Corso Italia 7
Rivista internazionale di Letteratura – International Journal of LiteratureDiretta da Daniela Marcheschi
Ricordo di Franco Ferrarotti
Corso Italia 7 rende omaggio a Franco Ferrarotti. Il decano della Sociologia italiana è morto a Roma, il 13 novembre 2024 all'età di 98 anni, essendo nato il 7 aprile 1926 a Palazzolo Vercellese. Ferrarotti è stato un intellettuale probo, che ha seguito con lucidità le trasformazioni anche involutive della società italiana, dichiarandole senza timore, ma pure ma senza mai rinunciare alla libertà e alla volontà di costruire e guardare in alto in spirito di verità
Addio, Franco Ferrarotti.
Ho letto moltissimi suoi libri, e molti ne ho recensiti quando lavoravo al quotidiano «Il Tirreno» , dove curavo la pagina dei libri. Proprio alla sede del «Tirreno», a Livorno, mi inviò una lettera preziosa, di vent’anni fa, datata 22 marzo 2004. Riportarla integralmente appare necessario non solo per ricordare l’alta statura del decano della Sociologia italiana, ma anche per l’importanza, vieppiù oggi, del suo contenuto. Eccola:
«Caro Fiesoli,
Mi scusi innanzitutto per questa lettera a macchina, ma la mia grafia, mai perspicua, da ultimo rischia di riuscire illeggibile. Ho letto la sua intervista a Giovanni Sartori, che a suo tempo aiutai ad andare in cattedra per sociologia e che poi passò a Scienza della politica. Come Ella avrà notato, purtroppo, anche i critici acerrimi dell’intellettuale italiano finiscono per avere “il mondo in gran dispitto” e ritenersi al di sopra della folla dei comuni mortali.
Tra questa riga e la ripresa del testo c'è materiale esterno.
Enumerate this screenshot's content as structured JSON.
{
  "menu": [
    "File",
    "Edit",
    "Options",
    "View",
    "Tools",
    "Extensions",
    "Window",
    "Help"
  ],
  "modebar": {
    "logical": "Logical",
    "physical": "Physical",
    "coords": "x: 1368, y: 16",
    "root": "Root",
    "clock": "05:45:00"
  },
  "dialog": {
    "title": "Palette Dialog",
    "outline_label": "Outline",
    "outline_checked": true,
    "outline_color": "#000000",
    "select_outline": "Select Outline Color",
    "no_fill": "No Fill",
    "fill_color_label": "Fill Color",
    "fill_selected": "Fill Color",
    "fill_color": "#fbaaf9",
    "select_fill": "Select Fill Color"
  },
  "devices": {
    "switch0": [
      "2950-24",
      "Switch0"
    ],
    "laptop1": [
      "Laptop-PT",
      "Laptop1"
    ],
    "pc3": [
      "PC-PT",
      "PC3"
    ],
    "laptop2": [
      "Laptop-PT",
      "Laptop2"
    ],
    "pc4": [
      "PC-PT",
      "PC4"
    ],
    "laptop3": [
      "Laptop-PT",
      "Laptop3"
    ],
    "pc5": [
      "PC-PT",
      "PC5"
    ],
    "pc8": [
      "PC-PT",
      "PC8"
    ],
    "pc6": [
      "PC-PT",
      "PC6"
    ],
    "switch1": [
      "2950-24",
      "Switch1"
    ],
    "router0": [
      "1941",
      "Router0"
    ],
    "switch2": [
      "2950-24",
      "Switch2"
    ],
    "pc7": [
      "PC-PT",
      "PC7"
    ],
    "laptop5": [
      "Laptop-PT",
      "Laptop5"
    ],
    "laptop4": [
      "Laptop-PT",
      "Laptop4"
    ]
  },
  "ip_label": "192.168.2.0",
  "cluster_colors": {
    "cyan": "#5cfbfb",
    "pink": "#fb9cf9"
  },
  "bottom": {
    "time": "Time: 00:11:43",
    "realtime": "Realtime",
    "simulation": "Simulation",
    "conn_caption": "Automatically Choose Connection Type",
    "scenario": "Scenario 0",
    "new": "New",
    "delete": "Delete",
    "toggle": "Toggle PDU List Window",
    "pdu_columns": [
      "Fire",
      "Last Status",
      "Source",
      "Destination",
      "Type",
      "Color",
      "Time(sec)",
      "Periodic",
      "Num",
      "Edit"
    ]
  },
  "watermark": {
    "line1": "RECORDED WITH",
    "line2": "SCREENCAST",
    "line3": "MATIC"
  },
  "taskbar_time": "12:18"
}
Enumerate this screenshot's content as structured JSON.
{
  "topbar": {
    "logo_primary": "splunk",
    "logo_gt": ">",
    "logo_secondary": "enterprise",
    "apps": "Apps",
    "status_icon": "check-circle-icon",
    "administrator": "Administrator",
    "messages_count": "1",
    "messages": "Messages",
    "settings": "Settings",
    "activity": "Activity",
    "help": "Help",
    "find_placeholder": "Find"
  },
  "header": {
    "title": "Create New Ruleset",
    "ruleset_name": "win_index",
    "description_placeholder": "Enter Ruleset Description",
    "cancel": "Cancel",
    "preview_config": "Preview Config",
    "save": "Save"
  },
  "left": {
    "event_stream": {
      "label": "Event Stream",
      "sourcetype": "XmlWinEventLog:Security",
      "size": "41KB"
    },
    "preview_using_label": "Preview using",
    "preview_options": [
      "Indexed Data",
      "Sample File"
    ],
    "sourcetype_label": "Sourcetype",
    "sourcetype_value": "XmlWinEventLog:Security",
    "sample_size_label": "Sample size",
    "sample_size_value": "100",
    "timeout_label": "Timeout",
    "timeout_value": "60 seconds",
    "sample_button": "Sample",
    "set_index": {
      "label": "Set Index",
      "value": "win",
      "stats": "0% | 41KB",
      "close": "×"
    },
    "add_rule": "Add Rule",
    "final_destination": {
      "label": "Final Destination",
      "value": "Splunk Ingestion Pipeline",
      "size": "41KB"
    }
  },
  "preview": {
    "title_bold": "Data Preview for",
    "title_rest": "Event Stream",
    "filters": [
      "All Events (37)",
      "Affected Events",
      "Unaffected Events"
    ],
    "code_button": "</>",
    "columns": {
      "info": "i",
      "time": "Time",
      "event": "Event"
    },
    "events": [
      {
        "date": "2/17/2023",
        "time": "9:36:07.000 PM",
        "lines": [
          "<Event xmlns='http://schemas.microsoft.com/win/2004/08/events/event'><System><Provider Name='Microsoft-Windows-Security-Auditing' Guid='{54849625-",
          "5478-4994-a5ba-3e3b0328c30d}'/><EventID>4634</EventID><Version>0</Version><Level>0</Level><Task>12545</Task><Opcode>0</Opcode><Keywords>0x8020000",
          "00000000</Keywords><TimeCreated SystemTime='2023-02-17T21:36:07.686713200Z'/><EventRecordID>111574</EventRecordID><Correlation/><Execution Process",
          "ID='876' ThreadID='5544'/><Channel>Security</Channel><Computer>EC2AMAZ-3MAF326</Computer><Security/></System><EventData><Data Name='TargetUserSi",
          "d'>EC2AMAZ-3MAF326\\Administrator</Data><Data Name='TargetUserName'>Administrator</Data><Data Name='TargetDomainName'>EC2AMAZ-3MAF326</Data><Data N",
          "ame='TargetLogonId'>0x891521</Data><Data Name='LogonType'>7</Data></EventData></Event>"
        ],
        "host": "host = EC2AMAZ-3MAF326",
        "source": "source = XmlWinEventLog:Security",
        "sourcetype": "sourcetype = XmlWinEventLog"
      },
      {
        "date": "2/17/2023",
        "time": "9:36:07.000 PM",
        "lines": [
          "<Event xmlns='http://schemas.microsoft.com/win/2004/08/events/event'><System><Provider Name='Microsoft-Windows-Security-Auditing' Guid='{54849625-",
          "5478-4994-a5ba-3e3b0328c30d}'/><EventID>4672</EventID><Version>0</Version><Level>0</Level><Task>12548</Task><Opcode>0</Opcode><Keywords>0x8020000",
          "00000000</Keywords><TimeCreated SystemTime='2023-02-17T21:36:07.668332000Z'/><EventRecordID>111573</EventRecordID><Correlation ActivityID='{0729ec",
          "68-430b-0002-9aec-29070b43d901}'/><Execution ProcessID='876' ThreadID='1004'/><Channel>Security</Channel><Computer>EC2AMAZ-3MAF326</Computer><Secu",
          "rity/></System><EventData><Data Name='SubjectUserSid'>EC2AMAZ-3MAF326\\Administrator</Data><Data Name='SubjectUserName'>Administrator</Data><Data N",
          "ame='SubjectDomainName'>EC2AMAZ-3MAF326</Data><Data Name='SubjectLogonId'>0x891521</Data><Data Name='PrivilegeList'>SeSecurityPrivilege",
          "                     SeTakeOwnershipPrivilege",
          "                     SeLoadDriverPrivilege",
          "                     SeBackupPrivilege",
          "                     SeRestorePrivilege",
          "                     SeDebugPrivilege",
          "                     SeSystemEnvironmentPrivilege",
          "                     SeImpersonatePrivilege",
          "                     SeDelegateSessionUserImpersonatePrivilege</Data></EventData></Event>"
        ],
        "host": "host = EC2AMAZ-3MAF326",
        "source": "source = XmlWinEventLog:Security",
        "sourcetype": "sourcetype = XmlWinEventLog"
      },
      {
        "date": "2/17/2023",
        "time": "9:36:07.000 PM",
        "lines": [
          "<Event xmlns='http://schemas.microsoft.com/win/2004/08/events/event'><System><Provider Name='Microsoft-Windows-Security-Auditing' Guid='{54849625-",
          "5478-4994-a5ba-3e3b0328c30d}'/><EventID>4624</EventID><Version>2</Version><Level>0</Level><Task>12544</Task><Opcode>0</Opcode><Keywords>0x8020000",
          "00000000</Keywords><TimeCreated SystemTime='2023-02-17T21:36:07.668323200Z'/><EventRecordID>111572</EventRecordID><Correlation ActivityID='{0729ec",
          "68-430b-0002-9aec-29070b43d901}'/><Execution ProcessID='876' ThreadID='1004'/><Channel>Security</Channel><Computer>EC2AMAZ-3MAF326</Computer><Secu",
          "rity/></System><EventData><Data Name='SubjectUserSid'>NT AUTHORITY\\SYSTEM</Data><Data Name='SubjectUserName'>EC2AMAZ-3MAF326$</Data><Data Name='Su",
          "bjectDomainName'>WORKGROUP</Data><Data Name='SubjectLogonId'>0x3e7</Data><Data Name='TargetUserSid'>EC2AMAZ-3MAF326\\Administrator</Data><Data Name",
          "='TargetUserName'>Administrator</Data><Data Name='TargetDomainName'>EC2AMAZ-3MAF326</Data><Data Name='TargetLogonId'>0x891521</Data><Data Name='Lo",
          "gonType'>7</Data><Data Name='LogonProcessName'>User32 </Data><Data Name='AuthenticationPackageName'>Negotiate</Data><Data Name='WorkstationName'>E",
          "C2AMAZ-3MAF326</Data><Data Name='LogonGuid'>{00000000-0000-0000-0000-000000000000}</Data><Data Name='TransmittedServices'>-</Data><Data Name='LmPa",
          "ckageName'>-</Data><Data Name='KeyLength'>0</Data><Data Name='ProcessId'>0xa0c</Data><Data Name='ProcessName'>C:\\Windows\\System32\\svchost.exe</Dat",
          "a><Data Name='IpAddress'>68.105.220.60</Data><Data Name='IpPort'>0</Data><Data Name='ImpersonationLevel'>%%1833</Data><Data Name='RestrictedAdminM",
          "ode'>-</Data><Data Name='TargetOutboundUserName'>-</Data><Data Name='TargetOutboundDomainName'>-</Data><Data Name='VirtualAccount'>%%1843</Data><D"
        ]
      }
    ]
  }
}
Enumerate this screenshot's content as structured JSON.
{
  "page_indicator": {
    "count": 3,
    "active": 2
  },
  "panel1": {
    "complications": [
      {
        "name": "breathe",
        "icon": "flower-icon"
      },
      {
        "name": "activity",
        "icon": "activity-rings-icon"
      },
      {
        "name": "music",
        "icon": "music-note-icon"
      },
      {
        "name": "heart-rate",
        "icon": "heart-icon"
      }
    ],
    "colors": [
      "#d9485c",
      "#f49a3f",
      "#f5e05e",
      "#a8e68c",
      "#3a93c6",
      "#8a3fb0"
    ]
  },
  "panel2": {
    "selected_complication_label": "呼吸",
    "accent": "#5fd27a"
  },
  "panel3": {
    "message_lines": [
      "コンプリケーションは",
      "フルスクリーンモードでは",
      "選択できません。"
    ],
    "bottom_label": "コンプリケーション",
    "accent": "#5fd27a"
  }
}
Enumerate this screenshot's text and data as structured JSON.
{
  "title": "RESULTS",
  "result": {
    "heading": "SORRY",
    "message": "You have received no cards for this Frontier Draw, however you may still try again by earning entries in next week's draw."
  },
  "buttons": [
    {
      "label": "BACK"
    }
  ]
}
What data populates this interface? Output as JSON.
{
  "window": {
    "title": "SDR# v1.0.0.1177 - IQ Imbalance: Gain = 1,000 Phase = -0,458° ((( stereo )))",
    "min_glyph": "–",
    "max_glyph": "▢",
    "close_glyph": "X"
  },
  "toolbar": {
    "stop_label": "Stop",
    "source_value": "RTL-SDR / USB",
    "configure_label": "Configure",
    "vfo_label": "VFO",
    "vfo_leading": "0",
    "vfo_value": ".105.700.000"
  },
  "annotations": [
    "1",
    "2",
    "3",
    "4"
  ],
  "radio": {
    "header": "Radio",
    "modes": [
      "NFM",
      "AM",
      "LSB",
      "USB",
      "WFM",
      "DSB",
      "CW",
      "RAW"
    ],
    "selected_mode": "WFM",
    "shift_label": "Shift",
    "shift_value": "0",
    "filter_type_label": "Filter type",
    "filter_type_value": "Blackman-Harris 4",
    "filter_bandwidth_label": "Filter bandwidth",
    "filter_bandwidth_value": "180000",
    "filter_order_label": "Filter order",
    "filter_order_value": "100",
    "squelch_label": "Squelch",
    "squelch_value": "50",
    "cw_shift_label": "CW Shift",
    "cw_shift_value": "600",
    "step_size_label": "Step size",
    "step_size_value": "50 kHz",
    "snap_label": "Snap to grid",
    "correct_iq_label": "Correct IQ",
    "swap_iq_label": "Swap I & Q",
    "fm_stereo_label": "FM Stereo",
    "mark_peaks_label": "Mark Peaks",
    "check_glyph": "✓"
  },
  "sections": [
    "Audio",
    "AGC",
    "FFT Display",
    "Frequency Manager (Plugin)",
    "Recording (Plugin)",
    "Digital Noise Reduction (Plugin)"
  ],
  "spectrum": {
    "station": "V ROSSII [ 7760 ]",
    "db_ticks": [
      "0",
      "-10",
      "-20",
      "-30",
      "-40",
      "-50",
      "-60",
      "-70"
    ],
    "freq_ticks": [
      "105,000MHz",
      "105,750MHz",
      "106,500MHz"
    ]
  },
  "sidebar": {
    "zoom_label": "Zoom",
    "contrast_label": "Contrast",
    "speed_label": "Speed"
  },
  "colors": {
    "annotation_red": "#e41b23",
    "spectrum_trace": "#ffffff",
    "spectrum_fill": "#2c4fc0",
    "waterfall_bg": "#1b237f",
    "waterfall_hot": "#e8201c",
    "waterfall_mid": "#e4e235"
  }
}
Soffrono della strana malattia dell’infallibilismo, che spesso coincide con il più smaccato narcisismo e comunque non va mai molto lontano da una saccente autosoddisfazione, per non dire autocompiacenza.
Per esempio, scappare via dalla contestazione giovanile e studentesca è certo più semplice e comodo che dichiarare la propria approvazione dei fini di un movimento salutarmente innovatore pur non chiudendo gli occhi sulle carogne e l’eventuale marciume che lo stsso movimento, nel suo impetuoso procedere, come un fiume, può trascinare con sé.
Il fatto è che l”intellettuale italiano, sia che si ritiri nella famosa torre d’avorio, sia che salga (a parole) sulle barricate, non riesce mai a stabilire un rapporto positivo con le persone comuni, con la comunità in cui vive. È, nel caso migliore, un disertore. È chiaro che, in queste condizioni, è facile al potere asservirlo, e servirsene, nel caso migliore, come d’un maggiordomo o di una “musa appigionata”. Le critiche, pur severe, per esempio di un Giuseppe Prezzolini, per limitarmi ai contemporanei, fungono allora da alibi. È ancora e sempre una concezione della cultura come lusso, occasione di estraneazione dall’umanità comune, fuga dal presente, manifestazione e pretesto per una totale irresponsabilità civile poiché in fondo “del diman non v’è certezza”. Ciò che mi ha sempre colpito è il fondo edonistico e godereccio della cosiddetta disperazione degli intellettuali italiani».
Addio all’uomo colto e gentile, all’intellettuale vero e vicino: ricordo l’uomo risoluto quanto garbato, lo studioso colto e determinato, sorridente mentre risale ogni corrente.